Сказы, легенды, предания, были и небылицы Андрич всегда считал насущной потребностью души человека. В самых невероятных боснийских вымыслах он умел увидеть «историю живых людей и давно ушедших поколений» («Рассказ о слоне визиря»). Он показал, как рождаются эти сказы и предания, как они живут и воздействуют на сознание народа («Мост на Дрине»). В «Проклятом дворе» и небылицы Займа о его любовных победах, и доверительные рассказы подозрительного Хаима, и глубоко прочувствованная исповедь Чамила становятся явлениями подлинной жизни, отвергающей то давление на личность, которое оказывает на нее тюрьма. И дело не только в том, что узникам не остается ничего другого, чтобы сохранить духовную независимость. Без рассказа, без исторической памяти, связующей людей, жизнь стала бы намного беднее: «Что бы мы знали о чужих душах и чужих мыслях, о других людях и даже о себе самих, о других слоях общества, о незнакомых краях, землях, которых мы никогда не видели и вряд ли когда-либо увидим, если бы не было людей, в устной и письменной форме повествующих о том, что они видели или слышали и что в связи с этим думали и пережили?» Без таких повествований жизнь могла бы стать скучной описью разрозненных вещей. Такой, какая идет после смерти фра Петара: «Клещи большие, одни. Ножовка стальная, немецкая, одна…» Но от фра Петара осталось нечто более высокое и прочное, чем эти вещи, — его рассказ о человеке, не склонившемся перед злом.

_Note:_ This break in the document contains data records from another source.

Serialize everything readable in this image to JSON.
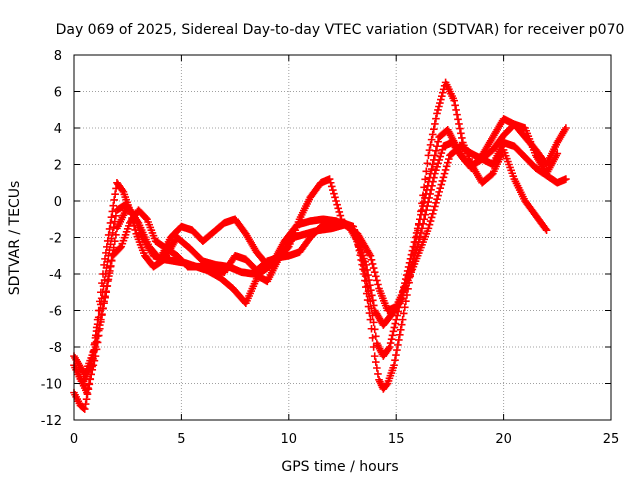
{
  "chart_data": {
    "type": "scatter",
    "title": "Day 069 of 2025, Sidereal Day-to-day VTEC variation (SDTVAR) for receiver p070",
    "xlabel": "GPS time / hours",
    "ylabel": "SDTVAR / TECUs",
    "xlim": [
      0,
      25
    ],
    "ylim": [
      -12,
      8
    ],
    "xticks": [
      0,
      5,
      10,
      15,
      20,
      25
    ],
    "yticks": [
      -12,
      -10,
      -8,
      -6,
      -4,
      -2,
      0,
      2,
      4,
      6,
      8
    ],
    "grid": true,
    "marker": "plus",
    "color": "#ff0000",
    "series": [
      {
        "x": [
          0,
          0.3,
          0.5,
          0.8,
          1.1,
          1.4,
          1.7,
          2.0,
          2.3,
          2.6,
          2.9,
          3.3,
          3.7,
          4.2,
          4.7,
          5.2,
          5.7,
          6.2,
          6.8,
          7.4,
          8.0,
          8.6,
          9.2,
          9.8,
          10.4,
          11.0,
          11.6,
          12.2,
          12.8,
          13.2,
          13.5,
          13.8,
          14.0,
          14.2,
          14.4,
          14.6,
          14.9,
          15.3,
          15.7,
          16.1,
          16.5,
          16.9,
          17.3,
          17.7,
          18.1,
          18.5,
          19.0,
          19.5,
          20.0,
          20.5,
          21.0,
          21.5,
          22.0
        ],
        "y": [
          -10.5,
          -11.2,
          -11.4,
          -9.5,
          -6.5,
          -3.5,
          -1.2,
          1.0,
          0.5,
          -0.5,
          -1.8,
          -3.0,
          -3.6,
          -3.2,
          -3.3,
          -3.4,
          -3.6,
          -3.8,
          -4.2,
          -4.8,
          -5.6,
          -4.0,
          -3.5,
          -2.2,
          -1.3,
          -1.1,
          -1.0,
          -1.1,
          -1.4,
          -2.2,
          -4.0,
          -6.5,
          -8.5,
          -9.8,
          -10.3,
          -10.0,
          -9.0,
          -6.5,
          -3.8,
          -1.0,
          2.5,
          4.8,
          6.5,
          5.5,
          3.2,
          2.0,
          1.0,
          1.5,
          2.8,
          1.2,
          0.0,
          -0.8,
          -1.6
        ]
      },
      {
        "x": [
          0,
          0.4,
          0.8,
          1.2,
          1.6,
          2.0,
          2.4,
          2.8,
          3.2,
          3.7,
          4.2,
          4.8,
          5.4,
          6.0,
          6.6,
          7.2,
          7.8,
          8.4,
          9.0,
          9.6,
          10.2,
          10.8,
          11.4,
          12.0,
          12.6,
          13.0,
          13.4,
          13.8,
          14.1,
          14.4,
          14.7,
          15.0,
          15.4,
          15.8,
          16.2,
          16.6,
          17.0,
          17.4,
          17.8,
          18.2,
          18.6,
          19.0,
          19.5,
          20.0,
          20.5,
          21.0,
          21.5,
          22.0,
          22.5
        ],
        "y": [
          -9.0,
          -10.0,
          -9.0,
          -6.0,
          -3.0,
          -0.5,
          -0.2,
          -0.8,
          -2.0,
          -3.0,
          -3.2,
          -2.0,
          -2.6,
          -3.3,
          -3.5,
          -3.6,
          -3.9,
          -4.0,
          -4.4,
          -3.0,
          -2.0,
          -1.8,
          -1.6,
          -1.5,
          -1.3,
          -1.6,
          -3.0,
          -5.5,
          -7.8,
          -8.5,
          -8.0,
          -6.5,
          -4.5,
          -2.5,
          -0.5,
          1.5,
          3.5,
          3.9,
          3.0,
          2.2,
          2.0,
          2.3,
          2.8,
          3.6,
          4.2,
          4.0,
          2.5,
          1.5,
          2.6
        ]
      },
      {
        "x": [
          0,
          0.5,
          1.0,
          1.5,
          2.0,
          2.5,
          3.0,
          3.5,
          4.0,
          4.5,
          5.0,
          5.5,
          6.0,
          7.0,
          7.5,
          8.0,
          8.5,
          9.0,
          9.5,
          10.0,
          10.5,
          11.0,
          11.5,
          11.9,
          12.5,
          13.0,
          13.6,
          14.0,
          14.4,
          14.8,
          15.2,
          15.6,
          16.0,
          16.4,
          16.8,
          17.2,
          17.6,
          18.0,
          18.5,
          19.0,
          19.5,
          20.0,
          20.5,
          21.0,
          21.5,
          22.0,
          22.5,
          22.9
        ],
        "y": [
          -8.5,
          -9.5,
          -8.0,
          -5.0,
          -1.5,
          -0.3,
          -1.2,
          -2.5,
          -3.2,
          -2.0,
          -1.4,
          -1.6,
          -2.2,
          -1.2,
          -1.0,
          -1.8,
          -2.8,
          -3.5,
          -3.2,
          -2.5,
          -1.0,
          0.2,
          1.0,
          1.2,
          -1.2,
          -1.4,
          -3.5,
          -6.0,
          -6.8,
          -6.2,
          -5.5,
          -4.0,
          -2.5,
          -0.5,
          1.5,
          3.0,
          3.2,
          2.5,
          1.8,
          2.5,
          3.5,
          4.5,
          4.2,
          3.5,
          2.8,
          2.0,
          3.2,
          4.0
        ]
      },
      {
        "x": [
          0.2,
          0.6,
          1.0,
          1.4,
          1.8,
          2.2,
          2.6,
          3.0,
          3.4,
          3.8,
          4.3,
          4.8,
          5.3,
          6.0,
          7.0,
          7.5,
          8.0,
          8.5,
          9.0,
          9.5,
          10.0,
          10.5,
          11.0,
          11.5,
          12.0,
          12.6,
          13.2,
          13.8,
          14.2,
          14.6,
          15.0,
          15.5,
          16.0,
          16.5,
          17.0,
          17.5,
          18.0,
          18.5,
          19.5,
          20.0,
          20.5,
          21.0,
          21.5,
          22.0,
          22.5,
          22.9
        ],
        "y": [
          -9.5,
          -10.5,
          -8.5,
          -5.5,
          -3.0,
          -2.5,
          -1.2,
          -0.5,
          -1.0,
          -2.2,
          -2.6,
          -3.0,
          -3.6,
          -3.6,
          -3.9,
          -3.0,
          -3.2,
          -3.8,
          -3.3,
          -3.1,
          -3.0,
          -2.8,
          -2.0,
          -1.4,
          -1.3,
          -1.2,
          -1.8,
          -3.0,
          -4.8,
          -6.0,
          -5.8,
          -4.5,
          -3.0,
          -1.5,
          0.5,
          2.5,
          3.0,
          2.6,
          2.0,
          3.2,
          3.0,
          2.4,
          1.8,
          1.4,
          1.0,
          1.2
        ]
      }
    ]
  }
}
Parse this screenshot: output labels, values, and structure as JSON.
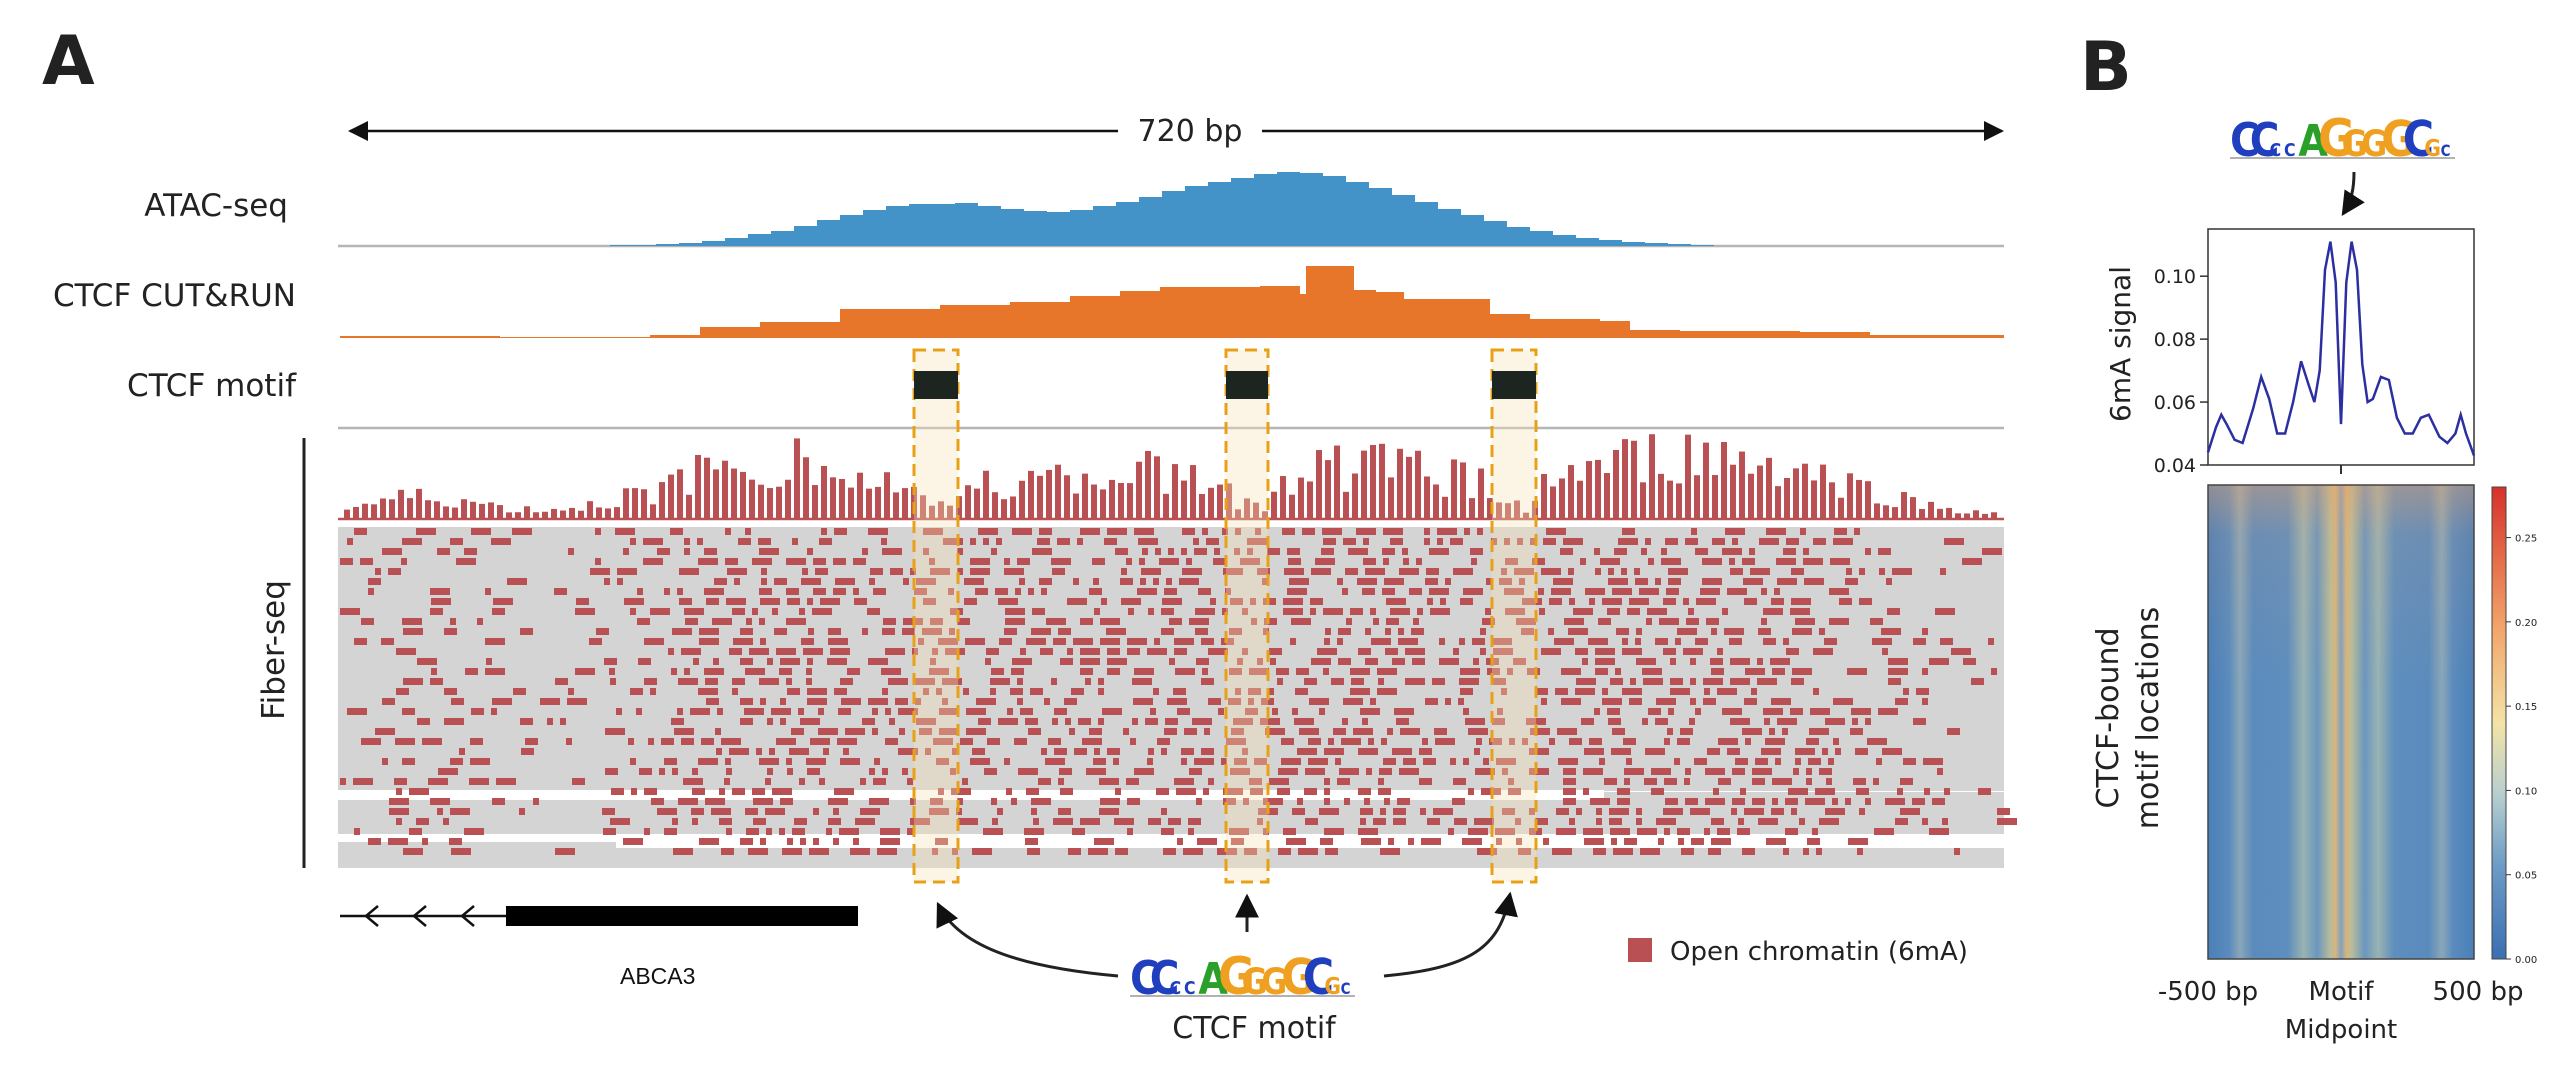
{
  "panels": {
    "a": "A",
    "b": "B"
  },
  "span_label": "720 bp",
  "tracks": {
    "atac": "ATAC-seq",
    "ctcf_cutrun": "CTCF CUT&RUN",
    "ctcf_motif": "CTCF motif",
    "fiberseq": "Fiber-seq"
  },
  "gene": {
    "name": "ABCA3"
  },
  "motif_caption": "CTCF motif",
  "legend": {
    "open_chromatin": "Open chromatin (6mA)"
  },
  "colors": {
    "atac": "#4393c9",
    "cutrun": "#e8762a",
    "motif_box": "#e8a117",
    "six_ma": "#b95154",
    "fiber_bg": "#d4d4d4",
    "motif_block": "#1d2520",
    "profile_line": "#2b2fa0"
  },
  "motif_logo_letters": [
    "C",
    "C",
    "C",
    "C",
    "A",
    "G",
    "G",
    "G",
    "G",
    "C",
    "G",
    "C"
  ],
  "chart_data": [
    {
      "type": "line",
      "ylabel": "6mA signal",
      "ylim": [
        0.04,
        0.115
      ],
      "yticks": [
        "0.04",
        "0.06",
        "0.08",
        "0.10"
      ],
      "x": [
        -500,
        -470,
        -450,
        -430,
        -400,
        -370,
        -330,
        -300,
        -270,
        -240,
        -210,
        -180,
        -150,
        -120,
        -100,
        -80,
        -60,
        -40,
        -20,
        0,
        20,
        40,
        60,
        80,
        100,
        120,
        150,
        180,
        210,
        240,
        270,
        300,
        330,
        370,
        400,
        430,
        450,
        470,
        500
      ],
      "values": [
        0.044,
        0.052,
        0.056,
        0.053,
        0.048,
        0.047,
        0.058,
        0.068,
        0.061,
        0.05,
        0.05,
        0.06,
        0.073,
        0.065,
        0.06,
        0.07,
        0.102,
        0.111,
        0.098,
        0.053,
        0.098,
        0.111,
        0.102,
        0.072,
        0.06,
        0.061,
        0.068,
        0.067,
        0.055,
        0.05,
        0.05,
        0.055,
        0.056,
        0.049,
        0.047,
        0.05,
        0.056,
        0.05,
        0.043
      ]
    },
    {
      "type": "heatmap",
      "ylabel": "CTCF-bound motif locations",
      "xticks": [
        "-500 bp",
        "Motif Midpoint",
        "500 bp"
      ],
      "colorbar_ticks": [
        "0.00",
        "0.05",
        "0.10",
        "0.15",
        "0.20",
        "0.25"
      ],
      "colorbar_range": [
        0,
        0.28
      ]
    }
  ]
}
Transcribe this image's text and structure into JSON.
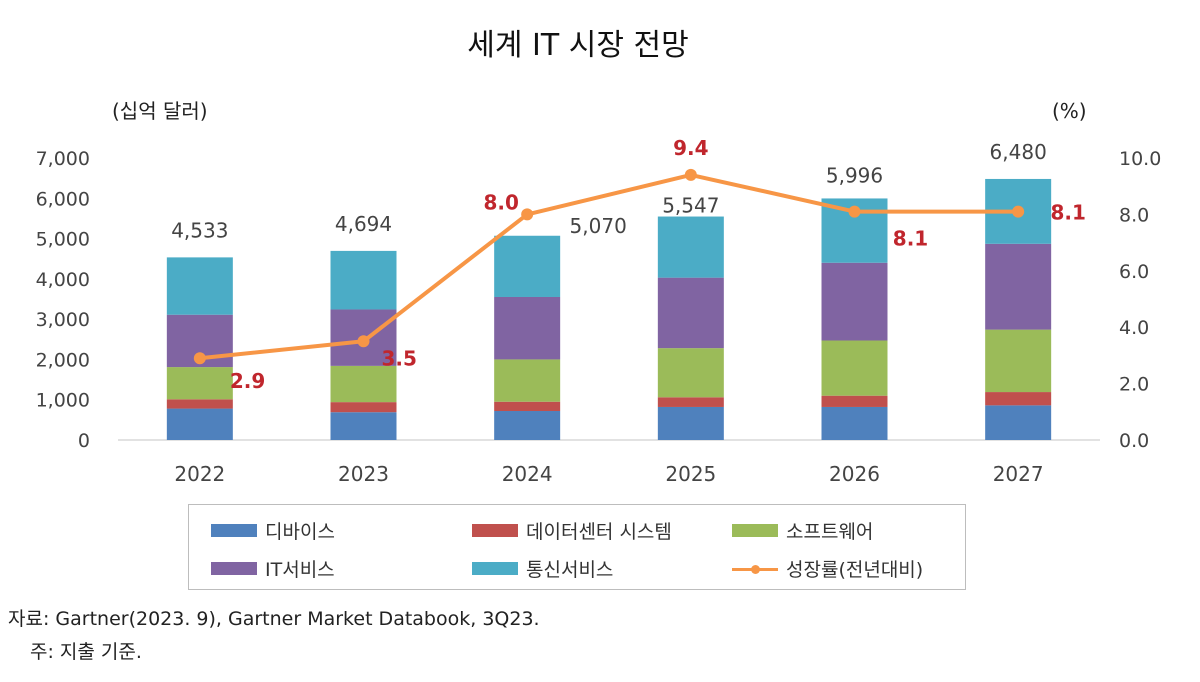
{
  "chart_data": {
    "type": "bar",
    "stacked": true,
    "title": "세계 IT 시장 전망",
    "ylabel_left": "(십억 달러)",
    "ylabel_right": "(%)",
    "categories": [
      "2022",
      "2023",
      "2024",
      "2025",
      "2026",
      "2027"
    ],
    "ylim_left": [
      0,
      7000
    ],
    "yticks_left": [
      "0",
      "1,000",
      "2,000",
      "3,000",
      "4,000",
      "5,000",
      "6,000",
      "7,000"
    ],
    "ylim_right": [
      0,
      10
    ],
    "yticks_right": [
      "0.0",
      "2.0",
      "4.0",
      "6.0",
      "8.0",
      "10.0"
    ],
    "series": [
      {
        "name": "디바이스",
        "color": "#4f81bd",
        "values": [
          780,
          690,
          720,
          820,
          820,
          860
        ]
      },
      {
        "name": "데이터센터 시스템",
        "color": "#c0504d",
        "values": [
          230,
          250,
          230,
          240,
          280,
          330
        ]
      },
      {
        "name": "소프트웨어",
        "color": "#9bbb59",
        "values": [
          800,
          900,
          1050,
          1220,
          1370,
          1550
        ]
      },
      {
        "name": "IT서비스",
        "color": "#8064a2",
        "values": [
          1300,
          1400,
          1550,
          1750,
          1930,
          2130
        ]
      },
      {
        "name": "통신서비스",
        "color": "#4bacc6",
        "values": [
          1423,
          1454,
          1520,
          1517,
          1596,
          1610
        ]
      }
    ],
    "totals": [
      "4,533",
      "4,694",
      "5,070",
      "5,547",
      "5,996",
      "6,480"
    ],
    "line": {
      "name": "성장률(전년대비)",
      "color": "#f79646",
      "values": [
        2.9,
        3.5,
        8.0,
        9.4,
        8.1,
        8.1
      ],
      "labels": [
        "2.9",
        "3.5",
        "8.0",
        "9.4",
        "8.1",
        "8.1"
      ],
      "label_color": "#c0262d"
    }
  },
  "legend": {
    "items": [
      "디바이스",
      "데이터센터 시스템",
      "소프트웨어",
      "IT서비스",
      "통신서비스",
      "성장률(전년대비)"
    ]
  },
  "notes": {
    "source": "자료: Gartner(2023. 9), Gartner Market Databook, 3Q23.",
    "note": "주: 지출 기준."
  }
}
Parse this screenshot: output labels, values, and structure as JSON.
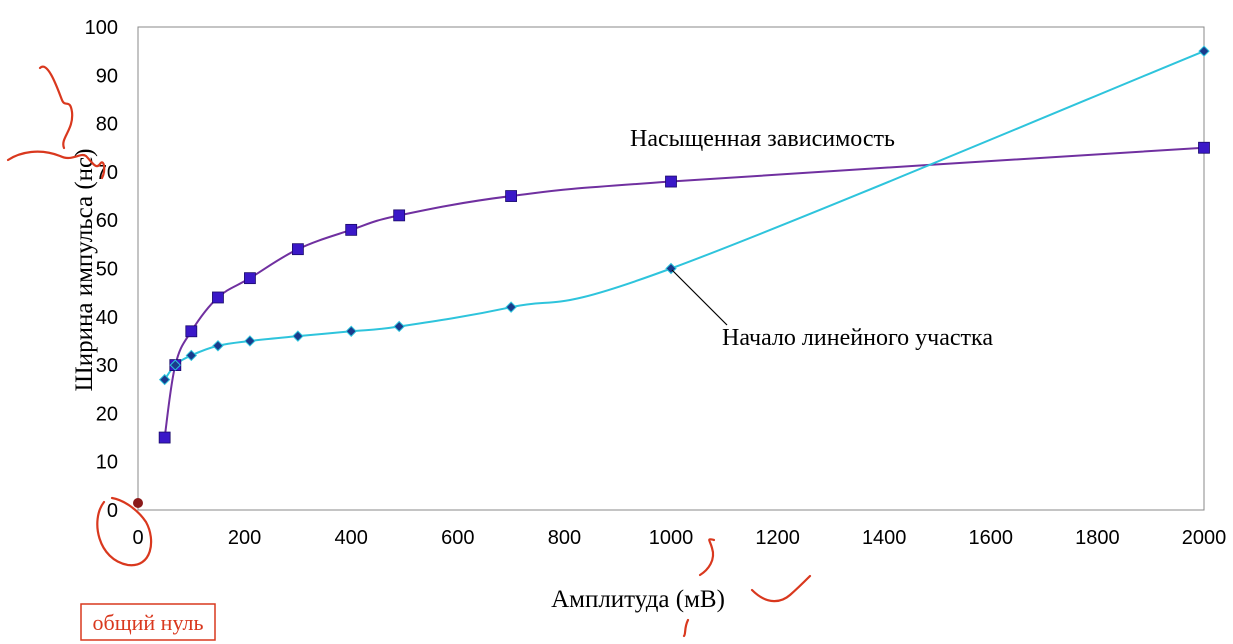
{
  "chart_data": {
    "type": "line",
    "title": "",
    "xlabel": "Амплитуда (мВ)",
    "ylabel": "Ширина импульса (нс)",
    "xlim": [
      0,
      2000
    ],
    "ylim": [
      0,
      100
    ],
    "xticks": [
      0,
      200,
      400,
      600,
      800,
      1000,
      1200,
      1400,
      1600,
      1800,
      2000
    ],
    "yticks": [
      0,
      10,
      20,
      30,
      40,
      50,
      60,
      70,
      80,
      90,
      100
    ],
    "grid": false,
    "series": [
      {
        "color": "#7030a0",
        "marker_color": "#3a18c8",
        "marker": "square",
        "x": [
          50,
          70,
          100,
          150,
          210,
          300,
          400,
          490,
          700,
          1000,
          2000
        ],
        "y": [
          15,
          30,
          37,
          44,
          48,
          54,
          58,
          61,
          65,
          68,
          75
        ]
      },
      {
        "color": "#2ec4dc",
        "marker_color": "#1a3a8c",
        "marker": "diamond",
        "x": [
          50,
          70,
          100,
          150,
          210,
          300,
          400,
          490,
          700,
          1000,
          2000
        ],
        "y": [
          27,
          30,
          32,
          34,
          35,
          36,
          37,
          38,
          42,
          50,
          95
        ]
      }
    ],
    "annotations": [
      {
        "text": "Насыщенная зависимость"
      },
      {
        "text": "Начало линейного участка",
        "points_to": [
          1000,
          50
        ]
      }
    ],
    "origin_point": {
      "x": 0,
      "y": 0,
      "color": "#8b1a1a"
    }
  },
  "handwritten_note": {
    "text": "общий нуль",
    "color": "#d9381e"
  }
}
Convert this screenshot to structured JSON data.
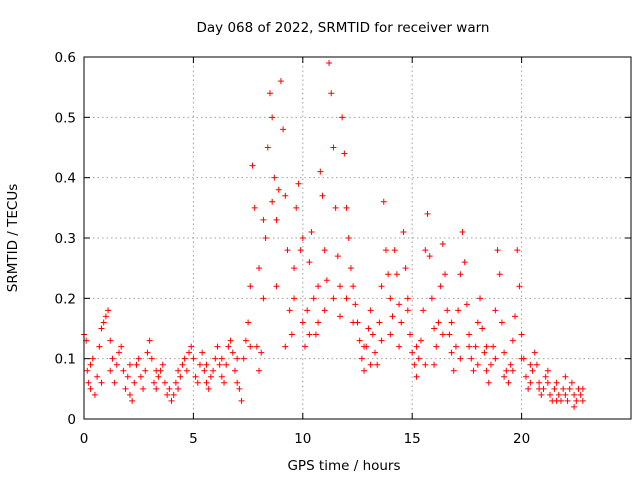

Цикл новелл «Дом на отшибе» возвращает нас к тем ситуациям, мотивам, типам, которые отчасти уже знакомы по романам и другим рассказам Андрича. Один из маленьких самодержцев Боснии Али-паша, под конец жизни без видимых причин смещенный, подвергнутый унизительному наказанию и убитый; девушка-невольница, покончившая с собой накануне продажи; старый циркач, влюбленный в холодную и бессердечную канатную плясунью; чудаковатый сказочник… Каждый из этих людей, принадлежащих к разным эпохам, национальностям, вероисповеданиям, прежде всего — личность, неповторимая и цельная. Они оказываются в ситуациях, которых не в силах изменить, и все же каждый сохраняет верность себе, даже если за это приходится заплатить жизнью. Пристально рассматривая эти необычные и пестрые судьбы, Андрич старается выяснить, какой след оставили они после себя на земле.
Идея связи времен, выраженной не в безликом его движении, а в череде людских судеб, как звеньях одной цепи, главенствует в последней книге рассказов Андрича. Такая связь существует, считает Андрич, хотя она не всегда видна, хотя она сложна и причудлива. Воплощение этой причудливой связи — уединенный дом в старой части Сараева, где обитает автор-рассказчик и где его посещают призрачные собеседники, повествующие о себе. Старый дом — еще один образ-метафора. Его облик, в котором смешались разные эпохи и стили, противоречивые стремления его владельцев, говорит о непростых формах передачи исторического опыта.
Так же странно и неожиданно сплетается прошлое и настоящее в судьбах людей. Герой новеллы «Рассказ» эфенди Ибрагим, чудак, нищий сказочник, живущий в воображаемом мире своих удивительных историй, не похожих на окружающую действительность, может показаться выпавшим из реальной жизни. Но это не так. Его небылицы — своего рода протест против произвола властей, погубивших его отца. С молоком матери всосавший горечь сиротства и ненависть к убийцам, но не обладавший отцовским мужеством, Ибрагим ушел в вымышленный мир. В мире, о котором он постоянно рассказывает своим землякам, люди окружены уважением, никто никого не обижает, а все происходящее имеет благополучный конец. «В сказках прошла вся его жизнь, сама напоминающая сказку», — говорится в новелле. И все же эта жизнь оставила след, и след заметный. Сказочник давно похоронен на сараевском кладбище, а его истории передаются из уст в уста по всей Боснии и для многих «составляют часть действительности, более того, только в них действительность и получает свой настоящий облик и значение».
Иво Андрич. 1922 г
Никакая судьба, таким образом, фатально не ограничена собственным кругом, она обращена и в прошлое и в будущее. Все «живые люди и ушедшие поколения» незримо связаны между собой. Человек — каким бы он ни казался при жизни малозначительным — необходимое звено в цепи поколений, говорит Андрич своей последней книгой.
Послевоенные десятилетия — самый плодотворный период гражданской и писательской биографии Андрича. Если в 20—30-е годы, находясь на дипломатической службе, Андрич бывал надолго оторван от югославской литературной среды, то в новой, социалистической Югославии он оказался в гуще литературной жизни.